PRO-GLIO: PROton Versus Photon Therapy in IDH-mutated Diffuse Grade II and III GLIOmas

Oligodendroglioma Clinical Trial

— PRO-GLIO  

Official title:

PRO-GLIO: PROton Versus Photon Therapy in IDH-mutated Diffuse Grade II and III GLIOmas

Clinical Trial Details — Status: Recruiting

Administrative data

• NCT number: NCT05190172
• Other study ID #: 265626
• Status: Recruiting
• Phase: N/A
• Start date: January 14, 2022
• Est. completion date: December 31, 2041

Study information

• Verified date: April 2024
• Source: Oslo University Hospital
• Contact: Petter Brandal, MD PhD
• Phone: +47 22934000
• Email: petter.brandal[@]ous-hf.no
• Is FDA regulated: No
• Study type: Interventional

Clinical Trial Summary

Proton therapy is a powerful tool enabling oncologists to spare normal tissue around the target for irradiation much better than what can be achieved with photon irradiation. The infiltrative nature of IDH-mutated grade II and III diffuse glioma, however, renders proton therapy a potential problem. A randomized controlled trial (RCT) is the only option when trying to ensure that chances of long-term survival are not impaired seeking to reduce unwanted late treatment effects. Non-inferiority of proton therapy compared to photon irradiation is the primary endpoint of the RCT. Hence, PRO-GLIO has two main objectives. First, PRO-GLIO will evaluate if proton therapy is safe in patients with IDH-mutated grade II and III diffuse glioma, showing that survival figures at 2 years from radiotherapy are not poorer in the proton arm than in the photon arm. Second, we want to find the true number of patients in need of rehabilitation in both arms, and evaluate if proton therapy conveys a higher QoL than photon irradiation at 2 years from radiotherapy.

Description:

PRO-GLIO aims at establishing proton irradiation as standard radiotherapy for IDH-positive diffuse glioma grade II and III patients. First, PRO-GLIO will show that proton therapy is safe, despite the infiltrative nature of these tumors. Second, the HRQOL and neuropsychological investigating part of PRO-GLIO will show that patients irradiated with protons have a better outcome in this regard than those irradiated with photons. Inclusion criteria are a diagnosis of grade II or grade III IDH-mutated diffuse glioma, good performance status, indication for radiotherapy and age between 18 and 65 years. Patients will be randomized to proton or photon radiotherapy and the study work will be divided in three work packages (WP). 1. In WP1, survival data will be the main focus, but the estimation of QALY will also be an important part - concentrating on differences between the two study arms. If there is truly no difference between the proton and photon radiotherapy on the probability of FIFS after two years, then 224 randomized patients (112 in each treatment group) are required to be 80% certain that the upper limit of a two-sided 95% confidence interval will exclude a difference in favor of the photon radiotherapy of more than 15%. This assumes a 0.8 probability of FIFS in the control arm, and no drop-outs. 2. In WP2, a battery of validated neuropsychological tests will be used to test the cognive abilities of the patients. All patients will be testes using an internet-based test (Cog-State) and 1/3 of patients will also have an in-depth neuropsychological evaluation. The two methods will be compared. 3. In WP3, a battery of patient-reported outcome measures (PROMS) questionnaires will be used to establish which subjective challenges this patient group struggles the most with.

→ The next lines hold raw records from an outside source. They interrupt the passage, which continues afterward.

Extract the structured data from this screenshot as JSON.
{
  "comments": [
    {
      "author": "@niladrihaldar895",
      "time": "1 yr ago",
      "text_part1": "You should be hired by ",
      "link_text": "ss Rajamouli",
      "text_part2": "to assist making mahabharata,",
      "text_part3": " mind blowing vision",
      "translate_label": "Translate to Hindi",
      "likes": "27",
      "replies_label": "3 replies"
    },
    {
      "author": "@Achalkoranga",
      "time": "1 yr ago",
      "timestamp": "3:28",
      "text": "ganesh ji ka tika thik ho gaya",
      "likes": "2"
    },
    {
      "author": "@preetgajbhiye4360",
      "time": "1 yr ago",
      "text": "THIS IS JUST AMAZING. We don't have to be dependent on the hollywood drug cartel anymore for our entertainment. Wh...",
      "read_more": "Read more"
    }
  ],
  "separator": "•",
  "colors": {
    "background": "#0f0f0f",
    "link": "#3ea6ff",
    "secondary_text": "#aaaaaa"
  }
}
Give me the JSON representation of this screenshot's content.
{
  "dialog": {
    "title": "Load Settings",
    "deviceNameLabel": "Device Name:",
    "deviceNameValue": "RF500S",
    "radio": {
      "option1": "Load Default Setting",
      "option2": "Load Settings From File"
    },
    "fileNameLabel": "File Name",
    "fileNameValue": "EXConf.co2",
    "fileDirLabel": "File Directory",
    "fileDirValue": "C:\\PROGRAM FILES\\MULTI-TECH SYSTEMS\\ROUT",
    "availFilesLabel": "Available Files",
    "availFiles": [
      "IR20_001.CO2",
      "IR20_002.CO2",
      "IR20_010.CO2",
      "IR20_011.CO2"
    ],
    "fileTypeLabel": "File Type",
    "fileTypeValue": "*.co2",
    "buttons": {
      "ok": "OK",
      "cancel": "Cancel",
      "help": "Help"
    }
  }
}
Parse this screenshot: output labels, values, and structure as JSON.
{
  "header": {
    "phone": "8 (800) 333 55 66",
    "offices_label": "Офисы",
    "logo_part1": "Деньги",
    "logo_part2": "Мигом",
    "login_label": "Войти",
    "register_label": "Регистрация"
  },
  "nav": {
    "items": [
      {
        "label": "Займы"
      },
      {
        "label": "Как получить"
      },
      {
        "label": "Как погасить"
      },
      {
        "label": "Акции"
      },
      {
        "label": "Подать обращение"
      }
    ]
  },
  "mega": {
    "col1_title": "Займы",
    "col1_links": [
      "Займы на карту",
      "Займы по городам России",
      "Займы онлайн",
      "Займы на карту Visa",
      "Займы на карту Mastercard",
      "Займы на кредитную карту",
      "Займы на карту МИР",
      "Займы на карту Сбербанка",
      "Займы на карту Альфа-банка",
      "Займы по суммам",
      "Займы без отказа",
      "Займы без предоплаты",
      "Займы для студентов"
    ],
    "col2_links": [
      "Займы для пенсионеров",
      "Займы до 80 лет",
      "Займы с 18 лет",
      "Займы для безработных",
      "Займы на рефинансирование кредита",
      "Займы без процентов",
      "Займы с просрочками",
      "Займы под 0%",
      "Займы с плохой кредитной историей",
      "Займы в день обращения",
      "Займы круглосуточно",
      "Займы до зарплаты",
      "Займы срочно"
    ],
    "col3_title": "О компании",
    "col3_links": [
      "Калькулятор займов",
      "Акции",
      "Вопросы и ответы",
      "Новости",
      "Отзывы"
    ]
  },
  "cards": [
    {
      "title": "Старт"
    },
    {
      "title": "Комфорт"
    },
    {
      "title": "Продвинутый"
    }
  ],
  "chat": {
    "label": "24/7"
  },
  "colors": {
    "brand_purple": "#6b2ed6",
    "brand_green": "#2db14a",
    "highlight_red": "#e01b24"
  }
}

Recruitment information / eligibility

• Status: Recruiting
• Enrollment: 225
• Est. completion date: December 31, 2041
• Est. primary completion date: December 31, 2025
• Accepts healthy volunteers: No
• Gender: All
• Age group: 18 Years to 65 Years

Eligibility

Inclusion Criteria:

1. Patients must be 18 to 65 years old at the day of consenting

2. IDH-mutated astrocytoma grade II or III, or oligodendroglioma grade II or III according to WHO 2016

3. Indication for radiotherapy

4. WHO/ECOG performance status 0-2

5. Ability to undergo MRI

6. No significant contrast enhancing tumor at the time of randomization. In recurrence patients, no contrast enhancement is allowed unless a new biopsy confirms the diagnosis of IDH-mutated astrocytoma grade 2 or 3, or oligodendroglioma grade 2 or 3.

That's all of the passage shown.